I'm curious why you (or anyone) uses -exec? It's often painfully slower than piping through xargs and I find the syntax (the semicolon and braces and the required quoting/escaping) uncomfortable. I haven't used -exec in 20 years.
In my opinion, xargs has really niche use cases, and -exec is way more fit for general use.
- There's the issue of command line length, pipe too many files and xargs will just fail.
- There's predictibility. With -exec you get to see the entire command line structure, what is escaped, what is not, what names go where. With xargs, a couple of badly named files and you are out of luck.
- Find's syntax is just more general. Xarg is limited to pushing parameters into a script, while -exec can run whatever scrit you want, with single or multiple parameters, or flags, or whatever.

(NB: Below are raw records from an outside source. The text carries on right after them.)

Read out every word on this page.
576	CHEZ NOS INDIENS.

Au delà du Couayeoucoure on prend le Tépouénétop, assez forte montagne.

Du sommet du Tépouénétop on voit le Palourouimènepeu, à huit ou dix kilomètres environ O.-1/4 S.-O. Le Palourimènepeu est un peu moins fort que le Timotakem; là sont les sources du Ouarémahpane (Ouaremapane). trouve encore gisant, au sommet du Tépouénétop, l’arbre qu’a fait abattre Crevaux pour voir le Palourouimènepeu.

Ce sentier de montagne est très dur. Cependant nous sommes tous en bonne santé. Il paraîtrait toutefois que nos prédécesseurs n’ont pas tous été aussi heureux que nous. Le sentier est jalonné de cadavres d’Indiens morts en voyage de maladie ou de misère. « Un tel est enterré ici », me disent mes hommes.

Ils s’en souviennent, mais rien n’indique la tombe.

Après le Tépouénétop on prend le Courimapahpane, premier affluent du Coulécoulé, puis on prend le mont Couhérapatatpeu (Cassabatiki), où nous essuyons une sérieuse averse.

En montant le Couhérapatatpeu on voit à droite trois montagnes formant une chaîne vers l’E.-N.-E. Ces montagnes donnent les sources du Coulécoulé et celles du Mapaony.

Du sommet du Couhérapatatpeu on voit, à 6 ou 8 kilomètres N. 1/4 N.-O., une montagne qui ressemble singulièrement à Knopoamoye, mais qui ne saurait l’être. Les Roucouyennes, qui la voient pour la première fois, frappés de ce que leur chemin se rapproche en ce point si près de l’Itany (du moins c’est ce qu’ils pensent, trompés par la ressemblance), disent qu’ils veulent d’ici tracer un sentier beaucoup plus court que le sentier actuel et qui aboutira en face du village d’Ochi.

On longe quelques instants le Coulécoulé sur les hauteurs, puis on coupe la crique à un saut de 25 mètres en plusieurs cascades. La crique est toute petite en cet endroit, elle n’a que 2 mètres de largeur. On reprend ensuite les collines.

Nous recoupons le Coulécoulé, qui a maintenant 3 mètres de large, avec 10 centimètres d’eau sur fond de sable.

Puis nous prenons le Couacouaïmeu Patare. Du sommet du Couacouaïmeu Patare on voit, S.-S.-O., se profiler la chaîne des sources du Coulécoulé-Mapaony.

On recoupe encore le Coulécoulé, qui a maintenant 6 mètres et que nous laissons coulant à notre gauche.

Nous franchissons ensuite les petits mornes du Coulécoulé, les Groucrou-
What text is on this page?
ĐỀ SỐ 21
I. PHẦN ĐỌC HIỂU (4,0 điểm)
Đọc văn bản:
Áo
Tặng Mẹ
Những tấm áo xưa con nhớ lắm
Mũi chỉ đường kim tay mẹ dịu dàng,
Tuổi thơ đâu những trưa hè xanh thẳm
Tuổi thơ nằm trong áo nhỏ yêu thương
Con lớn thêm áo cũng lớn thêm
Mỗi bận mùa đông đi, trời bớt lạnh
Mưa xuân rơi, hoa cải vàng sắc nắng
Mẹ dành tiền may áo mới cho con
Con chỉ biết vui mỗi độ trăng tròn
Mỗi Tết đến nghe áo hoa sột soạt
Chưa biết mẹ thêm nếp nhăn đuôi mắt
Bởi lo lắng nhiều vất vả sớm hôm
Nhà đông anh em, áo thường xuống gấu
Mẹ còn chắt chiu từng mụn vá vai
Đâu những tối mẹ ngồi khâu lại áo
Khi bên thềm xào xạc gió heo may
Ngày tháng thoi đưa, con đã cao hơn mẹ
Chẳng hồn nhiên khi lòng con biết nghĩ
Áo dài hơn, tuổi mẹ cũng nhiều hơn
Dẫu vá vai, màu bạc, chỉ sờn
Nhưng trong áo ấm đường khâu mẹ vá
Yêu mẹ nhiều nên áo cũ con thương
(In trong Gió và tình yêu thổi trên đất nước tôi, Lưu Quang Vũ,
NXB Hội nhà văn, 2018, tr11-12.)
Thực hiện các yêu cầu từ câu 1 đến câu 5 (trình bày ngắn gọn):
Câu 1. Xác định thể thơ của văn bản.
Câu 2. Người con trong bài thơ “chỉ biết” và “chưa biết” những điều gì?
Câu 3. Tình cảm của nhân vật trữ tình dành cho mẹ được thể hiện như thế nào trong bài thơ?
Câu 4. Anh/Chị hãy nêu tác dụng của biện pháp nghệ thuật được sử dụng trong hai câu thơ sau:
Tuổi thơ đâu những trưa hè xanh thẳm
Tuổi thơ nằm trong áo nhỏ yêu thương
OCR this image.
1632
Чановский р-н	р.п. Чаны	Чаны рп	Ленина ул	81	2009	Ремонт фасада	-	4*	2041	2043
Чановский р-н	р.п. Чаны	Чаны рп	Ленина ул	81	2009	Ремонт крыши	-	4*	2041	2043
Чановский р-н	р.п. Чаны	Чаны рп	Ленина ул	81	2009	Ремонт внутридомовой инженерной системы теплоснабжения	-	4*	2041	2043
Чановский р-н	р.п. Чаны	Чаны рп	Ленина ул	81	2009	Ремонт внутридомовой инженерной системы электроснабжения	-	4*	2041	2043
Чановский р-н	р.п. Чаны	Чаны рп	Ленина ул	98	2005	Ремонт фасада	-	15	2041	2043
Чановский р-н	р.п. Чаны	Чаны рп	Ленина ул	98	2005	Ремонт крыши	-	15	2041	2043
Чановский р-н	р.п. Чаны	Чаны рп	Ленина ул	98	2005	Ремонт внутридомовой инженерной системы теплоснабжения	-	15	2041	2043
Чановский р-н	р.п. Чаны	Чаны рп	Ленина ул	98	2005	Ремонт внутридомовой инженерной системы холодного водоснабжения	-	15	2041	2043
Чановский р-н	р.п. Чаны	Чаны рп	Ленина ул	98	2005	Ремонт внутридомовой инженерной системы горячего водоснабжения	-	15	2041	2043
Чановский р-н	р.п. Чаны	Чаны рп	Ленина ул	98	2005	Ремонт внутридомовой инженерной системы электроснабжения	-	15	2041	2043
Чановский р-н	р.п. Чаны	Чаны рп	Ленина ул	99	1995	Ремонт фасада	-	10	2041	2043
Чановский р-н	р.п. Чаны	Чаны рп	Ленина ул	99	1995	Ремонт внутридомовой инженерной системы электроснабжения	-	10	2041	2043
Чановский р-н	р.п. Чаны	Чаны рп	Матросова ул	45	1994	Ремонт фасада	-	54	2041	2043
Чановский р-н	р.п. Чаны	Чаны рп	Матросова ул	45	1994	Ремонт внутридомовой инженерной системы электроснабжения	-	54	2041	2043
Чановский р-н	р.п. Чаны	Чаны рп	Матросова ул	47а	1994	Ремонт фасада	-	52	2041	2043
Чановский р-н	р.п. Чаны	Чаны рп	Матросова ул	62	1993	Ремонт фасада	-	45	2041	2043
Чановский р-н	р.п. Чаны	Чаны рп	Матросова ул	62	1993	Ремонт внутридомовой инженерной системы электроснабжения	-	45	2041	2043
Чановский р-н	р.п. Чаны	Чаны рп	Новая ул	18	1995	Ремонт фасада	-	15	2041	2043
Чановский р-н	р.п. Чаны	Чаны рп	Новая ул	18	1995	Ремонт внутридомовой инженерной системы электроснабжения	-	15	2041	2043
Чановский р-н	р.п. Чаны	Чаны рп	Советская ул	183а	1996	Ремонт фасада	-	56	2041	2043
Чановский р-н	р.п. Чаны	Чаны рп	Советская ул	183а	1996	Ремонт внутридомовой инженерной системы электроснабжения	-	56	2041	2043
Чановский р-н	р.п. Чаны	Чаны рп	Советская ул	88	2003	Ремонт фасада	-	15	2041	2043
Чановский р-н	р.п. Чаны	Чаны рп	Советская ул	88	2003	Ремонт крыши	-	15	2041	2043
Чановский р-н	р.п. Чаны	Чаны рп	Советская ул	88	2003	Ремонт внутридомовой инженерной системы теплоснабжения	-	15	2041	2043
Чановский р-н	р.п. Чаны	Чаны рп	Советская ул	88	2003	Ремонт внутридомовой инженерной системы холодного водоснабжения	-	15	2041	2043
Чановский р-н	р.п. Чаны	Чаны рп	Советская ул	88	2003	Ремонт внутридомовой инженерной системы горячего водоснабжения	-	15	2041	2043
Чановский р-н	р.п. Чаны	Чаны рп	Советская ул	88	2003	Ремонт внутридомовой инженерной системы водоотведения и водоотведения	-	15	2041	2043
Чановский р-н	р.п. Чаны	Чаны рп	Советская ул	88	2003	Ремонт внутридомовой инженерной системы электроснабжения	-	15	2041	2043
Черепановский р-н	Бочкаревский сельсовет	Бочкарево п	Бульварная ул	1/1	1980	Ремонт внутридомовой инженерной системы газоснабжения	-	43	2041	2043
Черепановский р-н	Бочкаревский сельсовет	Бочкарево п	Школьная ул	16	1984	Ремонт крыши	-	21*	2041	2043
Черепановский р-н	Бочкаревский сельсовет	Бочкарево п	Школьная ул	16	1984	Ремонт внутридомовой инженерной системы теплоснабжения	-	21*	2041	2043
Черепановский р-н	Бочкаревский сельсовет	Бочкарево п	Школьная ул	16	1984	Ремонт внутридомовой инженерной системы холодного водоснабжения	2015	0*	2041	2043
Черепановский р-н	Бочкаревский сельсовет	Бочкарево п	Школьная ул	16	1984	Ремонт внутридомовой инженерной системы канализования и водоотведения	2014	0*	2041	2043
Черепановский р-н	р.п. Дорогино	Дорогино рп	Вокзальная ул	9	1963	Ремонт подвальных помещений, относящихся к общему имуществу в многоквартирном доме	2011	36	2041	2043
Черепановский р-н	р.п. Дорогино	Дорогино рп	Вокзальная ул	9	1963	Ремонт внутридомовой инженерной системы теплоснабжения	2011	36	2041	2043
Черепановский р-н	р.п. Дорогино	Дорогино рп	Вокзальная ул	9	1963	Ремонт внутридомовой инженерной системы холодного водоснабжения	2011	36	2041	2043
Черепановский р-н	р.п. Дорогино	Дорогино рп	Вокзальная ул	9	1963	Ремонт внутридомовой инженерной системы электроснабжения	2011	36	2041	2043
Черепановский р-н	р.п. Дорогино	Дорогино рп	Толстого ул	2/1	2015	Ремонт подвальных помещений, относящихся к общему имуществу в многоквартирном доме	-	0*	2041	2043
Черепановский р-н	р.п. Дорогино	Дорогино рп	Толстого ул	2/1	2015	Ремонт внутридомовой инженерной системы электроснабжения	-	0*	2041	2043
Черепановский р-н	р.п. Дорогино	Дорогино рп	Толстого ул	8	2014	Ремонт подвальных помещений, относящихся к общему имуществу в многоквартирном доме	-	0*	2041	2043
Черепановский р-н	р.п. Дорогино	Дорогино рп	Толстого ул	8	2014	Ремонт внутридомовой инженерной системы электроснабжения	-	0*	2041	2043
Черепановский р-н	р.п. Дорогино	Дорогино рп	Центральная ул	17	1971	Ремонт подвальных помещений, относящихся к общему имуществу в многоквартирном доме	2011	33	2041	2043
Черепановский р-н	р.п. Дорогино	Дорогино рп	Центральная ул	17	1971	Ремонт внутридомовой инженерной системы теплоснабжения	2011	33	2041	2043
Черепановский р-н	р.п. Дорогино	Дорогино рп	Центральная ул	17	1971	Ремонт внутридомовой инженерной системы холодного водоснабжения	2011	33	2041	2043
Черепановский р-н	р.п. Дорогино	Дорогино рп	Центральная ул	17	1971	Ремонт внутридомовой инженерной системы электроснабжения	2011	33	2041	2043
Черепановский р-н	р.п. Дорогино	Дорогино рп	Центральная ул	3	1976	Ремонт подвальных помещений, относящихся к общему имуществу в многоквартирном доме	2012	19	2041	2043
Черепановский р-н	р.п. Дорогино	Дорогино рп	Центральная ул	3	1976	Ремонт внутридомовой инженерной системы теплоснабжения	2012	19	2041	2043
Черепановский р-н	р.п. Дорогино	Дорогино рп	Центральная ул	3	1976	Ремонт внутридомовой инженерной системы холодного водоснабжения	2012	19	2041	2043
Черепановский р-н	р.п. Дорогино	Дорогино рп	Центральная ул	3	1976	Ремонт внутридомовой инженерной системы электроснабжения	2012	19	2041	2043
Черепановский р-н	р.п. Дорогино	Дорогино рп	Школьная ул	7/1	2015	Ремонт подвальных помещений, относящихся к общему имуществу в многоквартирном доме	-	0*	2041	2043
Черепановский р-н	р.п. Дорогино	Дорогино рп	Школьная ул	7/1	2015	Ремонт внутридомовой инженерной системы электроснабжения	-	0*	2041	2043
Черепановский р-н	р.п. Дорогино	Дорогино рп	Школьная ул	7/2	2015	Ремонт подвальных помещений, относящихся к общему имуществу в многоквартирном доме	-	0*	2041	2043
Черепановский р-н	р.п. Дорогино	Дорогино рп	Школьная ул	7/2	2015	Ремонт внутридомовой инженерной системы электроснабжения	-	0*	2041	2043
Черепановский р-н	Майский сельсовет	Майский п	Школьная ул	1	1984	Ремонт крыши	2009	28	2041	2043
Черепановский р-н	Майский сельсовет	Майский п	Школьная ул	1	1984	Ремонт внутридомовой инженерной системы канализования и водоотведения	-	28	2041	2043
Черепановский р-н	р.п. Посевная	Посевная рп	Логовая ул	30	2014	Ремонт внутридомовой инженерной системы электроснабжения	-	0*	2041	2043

> It's often painfully slower than piping through xargs
I've tried it. It has different semantics. First attempt always leads to errors and doing the wrong things. I always have to come up with some workaround to make things work as I expect they would (i.e. how -exec does things by default).
This lack of confidence also means I would never dare using xargs for anything remotely destructive (like rm).
What reason do I have not to use -exec? Why swap a perfectly perfect hammer for a broken screwdriver?
Besides: IMO the timesaving aspects of find is not strictly tied to how fast find runs. It's tied to what I can automate.
YMMV? Having used find -exec for 20+ years, I find it much more difficult to convince myself to switch to tools like this, and just simpler to use -exec. That, and the extra spawn - and potential for disaster - that putting a | into the mix can incur ..
What about commands which only take a single file as input? Is xargs -n1 noticeably faster than -exec? (And if it is, is that actually worth it for clarity's sake?)